Renters in England and Wales may not have their evictions enforced – but only if they live in areas under local lockdown.
That’s according to Housing secretary Robert Jenrick, who had previously confirmed that court proceedings for evictions would restart in England and Wales on 21 September after being suspended early in the pandemic.
But he said that if an area was in a local lockdown due to COVID-19, that included a restriction on gathering in homes, evictions would not be enforced by bailiffs.
Jenrick also said that there would be a “truce” on enforcement action this Christmas, with no evictions permitted in England and Wales during the holiday period – except in the most serious circumstances, such as cases involving antisocial behaviour or domestic abuse.
No permanent U-turn
For some groups, the new measures confirm fears that the government won’t be executing a more permanent U-turn to protect renters who lost income during the spring and summer lockdown and who were under threat of eviction.
District councils have said that up to half a million people could be at risk, while the housing charity Shelter said by the end of June, about 174,000 renters had been threatened with eviction.
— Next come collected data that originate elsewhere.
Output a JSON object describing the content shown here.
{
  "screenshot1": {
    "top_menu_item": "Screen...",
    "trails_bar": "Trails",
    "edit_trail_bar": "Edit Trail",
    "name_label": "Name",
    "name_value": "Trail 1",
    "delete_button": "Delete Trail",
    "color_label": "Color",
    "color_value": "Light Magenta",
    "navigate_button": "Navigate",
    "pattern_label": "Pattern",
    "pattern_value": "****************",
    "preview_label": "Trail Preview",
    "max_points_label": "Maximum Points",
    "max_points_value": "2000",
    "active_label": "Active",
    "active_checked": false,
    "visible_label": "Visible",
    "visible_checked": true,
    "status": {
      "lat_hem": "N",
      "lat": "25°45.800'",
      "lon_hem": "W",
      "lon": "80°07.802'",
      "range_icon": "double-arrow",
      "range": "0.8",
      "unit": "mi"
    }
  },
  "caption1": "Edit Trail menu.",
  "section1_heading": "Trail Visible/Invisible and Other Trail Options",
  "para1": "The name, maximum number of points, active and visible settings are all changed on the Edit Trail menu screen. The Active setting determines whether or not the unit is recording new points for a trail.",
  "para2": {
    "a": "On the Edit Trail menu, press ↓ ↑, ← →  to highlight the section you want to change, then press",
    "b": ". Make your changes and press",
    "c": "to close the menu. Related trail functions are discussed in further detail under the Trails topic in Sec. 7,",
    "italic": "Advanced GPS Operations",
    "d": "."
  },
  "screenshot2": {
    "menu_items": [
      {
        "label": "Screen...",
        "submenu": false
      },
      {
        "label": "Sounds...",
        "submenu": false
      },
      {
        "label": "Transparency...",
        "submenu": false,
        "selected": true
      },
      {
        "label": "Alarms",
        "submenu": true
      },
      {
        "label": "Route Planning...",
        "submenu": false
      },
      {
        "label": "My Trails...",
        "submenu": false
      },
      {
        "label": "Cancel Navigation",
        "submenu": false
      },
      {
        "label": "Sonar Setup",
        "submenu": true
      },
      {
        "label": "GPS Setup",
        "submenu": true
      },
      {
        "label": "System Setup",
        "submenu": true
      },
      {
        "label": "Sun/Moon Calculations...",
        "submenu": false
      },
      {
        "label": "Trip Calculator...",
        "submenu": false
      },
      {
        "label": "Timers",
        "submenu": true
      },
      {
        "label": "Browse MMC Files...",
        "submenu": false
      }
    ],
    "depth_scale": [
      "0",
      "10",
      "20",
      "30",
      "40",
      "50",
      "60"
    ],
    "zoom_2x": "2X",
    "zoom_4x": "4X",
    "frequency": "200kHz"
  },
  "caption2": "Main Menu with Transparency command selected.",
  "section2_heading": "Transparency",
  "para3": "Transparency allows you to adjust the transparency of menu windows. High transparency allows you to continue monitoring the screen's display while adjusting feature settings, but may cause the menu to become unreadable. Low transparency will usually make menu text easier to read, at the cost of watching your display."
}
Shelter estimated that a quarter of a million renters were in arrears.
Ministers have already changed the law to increase notice periods to six months, meaning renters served notice now can stay in their homes over winter – the only exceptions being where tenants have demonstrated antisocial behaviour or committed fraud, and the landlord seeks to let their property to another tenant.
“We have protected renters during the pandemic by banning evictions for six months – the longest eviction ban in the UK,” Jenrick said.
“To further support renters, we have increased notice periods to six months – an unprecedented measure to help keep people in their homes over the winter months.”
The campaign group Generation Rent had welcomed the one-month extension to the eviction ban, but called for a long-term plan to protect renters’ homes with emergency legislation to restrict the use of Section 21 ‘no fault’ evictions – as well as eviction for rent arrears.
Labour’s shadow housing secretary, Thangam Debbonaire, said the announcement showed that the government was “gearing up for a drastic increase in evictions this winter, just as coronavirus cases are rising”.
“They are threatening public health and putting lives at risk,” she said.
“The ban on evictions cannot end until they have a credible plan to keep their promise that no renter should lose their home because of coronavirus.”